How not to negotiate with the EU
Too many in the UK government have always wanted to do the EU’s bidding. The preferred style of negotiating in the EU has been to ask the Commission what it is seeking to get through, then to tell Ministers that is what they have to accept or ask for. Labour in office had a fear of disagreeing with the EU, so they railroaded through measure after measure whilst claiming it was of little significance or something they had wanted all along. They fortunately realised they could not do this with the Euro, so they used the opt out the Conservatives had negotiated. Labour went on to sign us up to the Treaties of Nice, Amsterdam and Lisbon, with the sacrifice of many vetoes, whilst claiming it was all unimportant and still left us as a powerful independent country. That claim when you pressed revolved only around our right to vote to leave the whole thing, as we could no longer make many changes we wanted to our laws, our budgets and our borders on our own initiative.
The EU itself used the system of rotating Presidencies to push its own vast power grab.
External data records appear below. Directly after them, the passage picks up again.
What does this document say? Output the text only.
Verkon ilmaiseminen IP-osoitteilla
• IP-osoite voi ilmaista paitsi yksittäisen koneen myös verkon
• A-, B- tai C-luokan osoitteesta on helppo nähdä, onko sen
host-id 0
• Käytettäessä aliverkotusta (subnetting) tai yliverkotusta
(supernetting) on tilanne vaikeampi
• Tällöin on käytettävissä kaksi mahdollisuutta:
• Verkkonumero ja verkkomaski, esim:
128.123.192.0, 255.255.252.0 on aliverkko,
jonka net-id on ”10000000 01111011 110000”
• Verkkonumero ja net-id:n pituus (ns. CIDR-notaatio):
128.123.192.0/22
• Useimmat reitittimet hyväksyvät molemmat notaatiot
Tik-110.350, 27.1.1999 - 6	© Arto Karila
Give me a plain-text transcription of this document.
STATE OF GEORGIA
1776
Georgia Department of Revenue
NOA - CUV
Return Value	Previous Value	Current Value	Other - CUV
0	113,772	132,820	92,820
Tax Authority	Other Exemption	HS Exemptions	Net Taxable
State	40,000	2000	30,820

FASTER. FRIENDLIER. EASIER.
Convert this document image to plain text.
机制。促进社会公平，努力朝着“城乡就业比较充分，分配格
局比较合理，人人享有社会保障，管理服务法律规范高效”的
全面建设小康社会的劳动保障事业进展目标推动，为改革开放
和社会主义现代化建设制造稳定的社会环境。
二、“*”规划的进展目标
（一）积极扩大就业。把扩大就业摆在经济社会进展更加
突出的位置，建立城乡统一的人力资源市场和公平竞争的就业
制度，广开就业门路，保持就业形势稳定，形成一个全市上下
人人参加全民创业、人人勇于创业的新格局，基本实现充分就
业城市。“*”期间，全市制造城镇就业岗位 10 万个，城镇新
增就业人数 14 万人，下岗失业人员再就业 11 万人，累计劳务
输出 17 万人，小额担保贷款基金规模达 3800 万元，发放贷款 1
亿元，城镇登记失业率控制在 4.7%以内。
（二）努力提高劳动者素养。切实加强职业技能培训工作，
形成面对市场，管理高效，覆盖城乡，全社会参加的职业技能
When a new member state took over the Presidency of the Council, officials would recommend items from the large EU programme of work that they thought that country or the particular Minister would like to see, and then use them to try to accelerate the passage of those particular items. The UK was always marked down as a member state which under either a Conservative or a Labour government wanted to pursue the single market agenda, so it was brought into play to help put through regulation after directive to control business, stitch up specifications and ways of doing things, and put more and more under the control of the EU and European Court of Justice.
It is therefore not surprising that the civil service defined the Brexit task in a similar way. They forgot or did not worry that they had tried this foolish way of negotiating when Mr Cameron set them the task of negotiating a better deal for the UK to enable the country to stay in. The civil service talked him into flying from capital to capital to ask them what they would be prepared to grant, to avoid the embarrassment as they saw it of asking for things they would not allow. As a result Mr Cameron ended up asking for very little. He then discovered the hard way that that did not mean he would be granted the very little he asked for. The EU saw it as a negotiation and were presumably pleased that the original ask was so modest. The civil service were then ready to tell him he needed to moderate his very modest demands in order to get an agreement! The final deal was an insult of a renegotiation, which led the UK voters to reject the whole thing.
When it came to Brexit Ministers and the civil service were sent full details of how a good Brexit looked by Eurosceptic thinkers and politicians. Ministers and officials accepted the advice that we needed to send a letter to get out in international law, and to enact the Withdrawal legislation to get out in UK law and to create legal continuity under UK control. They then set about watering down or delaying everything else. The Home Office failed to follow through with the recommended new migration policy.The Home Secretary promised an early Migration paper which never emerged. The Environment Department failed to set out an early new fishing and farming policy ready for March 2019. The Treasury not only refused to set out a post 2019 budget to spend the savings but went out of their way to avoid savings, by encouraging more and bigger payments to the EU after we technically leave. The Business Department worked with a few international companies that did not like Brexit, instead of preparing a policy designed to make the most of the new freedoms once we are out.
Too many civil servants defined their role as to ask anyone in business or elsewhere who disagreed with Brexit to give their best scares over what might happen if we left, and then confront Ministers with these as obstacles to a full or early Brexit. They seemed to suspend their critical faculties, as many of the scares were absurd. A whole series related to the UK not being able to import things after Brexit because we would clog our own borders! Why would we do that, and where was the policy to do it, which was certainly never defined nor announced. The task they were set was to identify those things that we could change and resolve for ourselves, and those things that would work more easily if there were agreements with the EU or individual member states. The task became a vast new Project Fear, with many bogus problems and few of the obvious answers.
Worst of all has been the negotiating strategy. Once again there were endless Ministerial visits to countries that disagree with us, to get Ministers to water down the ask. There were also lots of meetings with those parties and interests in the UK who disagree with Brexit, but precious few with all the forces for Leave to provide a balance or refutation of what was learnt from the subverters of leaving. The officials and Ministers swallowed the idea that the Irish border was an issue, that we do have at least a moral obligation to pay lots more money for much longer to the EU though there is no decent legal base for that, that there is something called smooth trade at borders which only EU membership can sustain. Why did they not understand we have very smooth access for Chinese imports for example under WTO rules from a country which was not a member of the EU when I last checked. The UK Ministers accepted advice that put the UK in the position of petitioner or offender, rather than rightly posing as the customer of the EU’s big exporting industries that wants a better deal.